Euro zone developments also buoyed the mood. French leader Francois Hollande and his German counterpart, Angela Merkel, said after a phone call they are determined to do all they can to safeguard the single currency. And Bloomberg News reported that ECB President Mario Draghi will meet with Bundesbank President Jens Weidmann to discuss several measures, including bond purchases, to help the euro zone.
“Financial markets see a benign mix of gently rising risk appetite as worries over an imminent euro zone disaster ease and prospects for another U.S. stimulus increase,” said Carsten Fritsch, oil analyst at Commerzbank in Frankfurt.
The Thomson Reuters-Jefferies CRB index, the commodity market bellwether, ended the week down 1.6 percent, breaking a four-week streak of gains that had boosted the index by more than 13 percent to its highest in over two months. The CRB rose 0.7 percent on Friday, its biggest gain in six days.
By day’s end traders had shifted their focus to the next Federal Reserve policy meeting Tuesday and Wednesday, with growing talk that Ben Bernanke may push ahead with a third round of bond buying in order to aid the sputtering economy.
The French and German comments followed Thursday’s move higher after European Central Bank President Mario Draghi said the ECB was ready to do whatever it takes within its mandate to preserve the euro.
Gold climbed 0.5 percent to $1,622.96 on Friday and logged its biggest weekly gain in eight weeks, although it ended off the day’s highs after the euro recovered from an earlier drop and as some traders questioned the outlook.
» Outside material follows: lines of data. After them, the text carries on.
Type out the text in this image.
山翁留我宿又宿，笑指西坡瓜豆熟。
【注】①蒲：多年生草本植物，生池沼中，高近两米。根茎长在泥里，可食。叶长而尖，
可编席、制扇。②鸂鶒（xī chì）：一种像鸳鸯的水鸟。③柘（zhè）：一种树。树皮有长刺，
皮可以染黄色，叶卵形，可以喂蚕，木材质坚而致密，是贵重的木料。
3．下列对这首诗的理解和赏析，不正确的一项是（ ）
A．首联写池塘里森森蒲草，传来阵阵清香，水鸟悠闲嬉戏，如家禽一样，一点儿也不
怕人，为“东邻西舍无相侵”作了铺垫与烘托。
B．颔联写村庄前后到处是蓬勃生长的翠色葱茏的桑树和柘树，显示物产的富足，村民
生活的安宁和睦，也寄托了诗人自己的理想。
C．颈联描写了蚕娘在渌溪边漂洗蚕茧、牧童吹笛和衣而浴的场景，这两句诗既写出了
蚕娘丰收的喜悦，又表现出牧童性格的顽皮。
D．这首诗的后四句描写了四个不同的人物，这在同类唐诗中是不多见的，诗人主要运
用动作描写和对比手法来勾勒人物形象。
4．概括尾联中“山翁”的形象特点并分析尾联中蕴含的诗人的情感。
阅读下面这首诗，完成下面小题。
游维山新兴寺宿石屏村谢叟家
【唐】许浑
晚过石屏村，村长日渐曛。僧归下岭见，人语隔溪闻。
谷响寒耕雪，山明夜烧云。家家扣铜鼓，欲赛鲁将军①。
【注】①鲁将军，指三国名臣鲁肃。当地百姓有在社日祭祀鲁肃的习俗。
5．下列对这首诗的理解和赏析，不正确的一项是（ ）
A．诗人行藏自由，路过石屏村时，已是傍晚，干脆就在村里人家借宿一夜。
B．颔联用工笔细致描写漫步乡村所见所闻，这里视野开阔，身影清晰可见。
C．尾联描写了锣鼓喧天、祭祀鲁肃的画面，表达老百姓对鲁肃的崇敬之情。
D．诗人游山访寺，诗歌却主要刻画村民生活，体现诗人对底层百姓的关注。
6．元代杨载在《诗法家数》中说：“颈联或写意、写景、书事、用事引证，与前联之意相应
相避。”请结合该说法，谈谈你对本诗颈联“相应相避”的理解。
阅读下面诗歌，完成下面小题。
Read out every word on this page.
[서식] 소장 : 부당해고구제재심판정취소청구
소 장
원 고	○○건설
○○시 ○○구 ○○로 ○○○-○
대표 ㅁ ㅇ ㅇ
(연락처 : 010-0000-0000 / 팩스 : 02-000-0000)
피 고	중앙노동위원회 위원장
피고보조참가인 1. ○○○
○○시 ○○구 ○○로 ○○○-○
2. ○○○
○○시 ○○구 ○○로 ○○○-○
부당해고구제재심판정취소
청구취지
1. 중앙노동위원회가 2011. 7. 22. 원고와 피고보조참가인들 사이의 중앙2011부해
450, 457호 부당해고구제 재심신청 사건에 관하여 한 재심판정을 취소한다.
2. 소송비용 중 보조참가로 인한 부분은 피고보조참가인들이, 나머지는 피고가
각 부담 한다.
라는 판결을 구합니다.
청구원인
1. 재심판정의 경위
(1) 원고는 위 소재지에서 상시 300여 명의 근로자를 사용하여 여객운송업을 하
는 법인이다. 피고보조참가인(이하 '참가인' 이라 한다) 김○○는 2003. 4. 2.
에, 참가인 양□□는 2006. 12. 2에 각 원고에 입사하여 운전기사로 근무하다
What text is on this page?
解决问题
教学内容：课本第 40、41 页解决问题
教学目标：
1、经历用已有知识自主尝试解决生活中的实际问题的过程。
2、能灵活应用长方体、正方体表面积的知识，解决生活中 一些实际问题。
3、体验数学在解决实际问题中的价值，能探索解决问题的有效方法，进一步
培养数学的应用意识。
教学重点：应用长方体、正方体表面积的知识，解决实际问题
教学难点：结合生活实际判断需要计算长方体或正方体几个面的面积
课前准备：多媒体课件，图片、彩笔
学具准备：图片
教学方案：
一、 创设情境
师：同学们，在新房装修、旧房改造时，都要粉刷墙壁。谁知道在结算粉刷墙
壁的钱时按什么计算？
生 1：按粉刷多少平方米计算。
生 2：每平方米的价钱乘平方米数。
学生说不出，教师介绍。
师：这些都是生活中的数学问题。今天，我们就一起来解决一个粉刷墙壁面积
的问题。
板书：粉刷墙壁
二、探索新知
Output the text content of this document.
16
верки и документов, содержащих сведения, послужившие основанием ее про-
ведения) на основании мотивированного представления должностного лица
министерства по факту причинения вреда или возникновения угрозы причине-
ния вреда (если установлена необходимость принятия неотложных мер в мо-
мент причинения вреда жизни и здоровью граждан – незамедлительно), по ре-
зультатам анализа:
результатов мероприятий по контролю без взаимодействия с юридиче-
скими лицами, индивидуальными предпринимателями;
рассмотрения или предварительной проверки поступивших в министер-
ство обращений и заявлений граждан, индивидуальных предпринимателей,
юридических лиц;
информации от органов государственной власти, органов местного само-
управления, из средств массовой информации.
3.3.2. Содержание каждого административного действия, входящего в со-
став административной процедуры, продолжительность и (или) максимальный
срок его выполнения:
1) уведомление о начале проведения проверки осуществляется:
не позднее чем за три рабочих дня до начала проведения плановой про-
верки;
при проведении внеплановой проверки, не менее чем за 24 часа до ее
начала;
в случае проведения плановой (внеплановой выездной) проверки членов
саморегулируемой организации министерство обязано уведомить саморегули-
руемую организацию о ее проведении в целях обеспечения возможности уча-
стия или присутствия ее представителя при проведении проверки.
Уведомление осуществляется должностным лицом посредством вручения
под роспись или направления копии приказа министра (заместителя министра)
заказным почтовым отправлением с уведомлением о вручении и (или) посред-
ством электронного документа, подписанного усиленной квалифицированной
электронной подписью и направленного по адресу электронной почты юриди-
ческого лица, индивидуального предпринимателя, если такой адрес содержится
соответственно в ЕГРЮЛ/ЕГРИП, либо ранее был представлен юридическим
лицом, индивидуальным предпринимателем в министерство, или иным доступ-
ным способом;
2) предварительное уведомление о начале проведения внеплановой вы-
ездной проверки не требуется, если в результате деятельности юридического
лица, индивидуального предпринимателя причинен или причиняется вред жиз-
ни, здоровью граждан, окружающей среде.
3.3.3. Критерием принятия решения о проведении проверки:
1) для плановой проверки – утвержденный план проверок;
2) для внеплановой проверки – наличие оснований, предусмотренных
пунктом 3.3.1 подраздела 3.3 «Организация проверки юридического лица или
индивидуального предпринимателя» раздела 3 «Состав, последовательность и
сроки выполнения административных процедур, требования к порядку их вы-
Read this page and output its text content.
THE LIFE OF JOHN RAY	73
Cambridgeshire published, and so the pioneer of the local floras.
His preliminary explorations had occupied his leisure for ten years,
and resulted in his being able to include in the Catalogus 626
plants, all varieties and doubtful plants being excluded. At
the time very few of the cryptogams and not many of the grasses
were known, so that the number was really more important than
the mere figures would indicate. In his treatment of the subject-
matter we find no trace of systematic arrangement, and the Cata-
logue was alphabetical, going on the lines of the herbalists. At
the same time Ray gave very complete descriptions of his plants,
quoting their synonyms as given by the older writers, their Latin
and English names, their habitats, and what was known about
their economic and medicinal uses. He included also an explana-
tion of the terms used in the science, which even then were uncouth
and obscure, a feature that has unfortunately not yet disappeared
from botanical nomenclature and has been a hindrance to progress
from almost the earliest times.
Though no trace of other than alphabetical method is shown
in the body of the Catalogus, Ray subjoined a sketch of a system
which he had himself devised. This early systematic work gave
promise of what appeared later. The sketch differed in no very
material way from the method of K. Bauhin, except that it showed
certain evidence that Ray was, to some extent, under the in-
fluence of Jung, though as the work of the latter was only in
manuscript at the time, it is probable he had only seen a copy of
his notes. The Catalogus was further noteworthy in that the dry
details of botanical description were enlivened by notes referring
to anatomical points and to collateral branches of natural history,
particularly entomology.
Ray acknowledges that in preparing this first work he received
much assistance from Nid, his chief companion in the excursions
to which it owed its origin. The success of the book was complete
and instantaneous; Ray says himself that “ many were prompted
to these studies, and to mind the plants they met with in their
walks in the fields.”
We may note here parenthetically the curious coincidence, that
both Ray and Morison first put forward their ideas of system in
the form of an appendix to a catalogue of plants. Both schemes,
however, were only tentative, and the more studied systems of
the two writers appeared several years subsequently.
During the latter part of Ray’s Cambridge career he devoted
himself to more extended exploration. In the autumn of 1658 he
“The U.S. economy is growing, but today’s number was right on the fence between stronger growth and no Fed action, and weaker growth with Fed action,” said Adam Sarhan, chief executive of Sarhan Capital.
Uncertainty over the course of Fed policy has kept bullion range-bound for months, but a break-out may be near. New York futures trading volume was double the 30-day average, data showed. And a break above key resistance at around $1,640 an ounce could send gold back to $1,800 an ounce, said Mark Arbeter, chief technical strategist of S&P Capital IQ.
London Metal Exchange (LME) three-month copper firmed $98 to close at $7,568 a tonne, off an intra-day peak of $7,584, climbing further away from Wednesday’s one-month low of $7,344.25.
Brent September crude rose $1.21 to settle at $106.47 a barrel, posting a 36-cent loss for the week after four straight weekly gains. Trading activity was about a third below its recent norm, however.
GRAIN GAINS WITHOUT RAINS
Agricultural markets remained in thrall to the drought that has decimated the U.S. corn crop and now threatens to deny soybeans the moisture they need to set pods in the coming weeks. The latest forecast scaled back expectations for rain during the next five days, particularly in Illinois, the second-biggest soybean state, according to Commodity Weather Group.
“We are back on dry, hot weather for the United States and disappointing rains for the corn and bean belt,” said Mike Zuzolo, president of Global Commodity Analytics & Consulting in Lafayette, Indiana.
CBOT new-crop November soybeans rose 34-1/4 cents, or more than 2 percent, to $16.01-3/4 a bushel, pushing back toward Monday’s record of nearly $17. The November contract had surged more than a third since the end of May.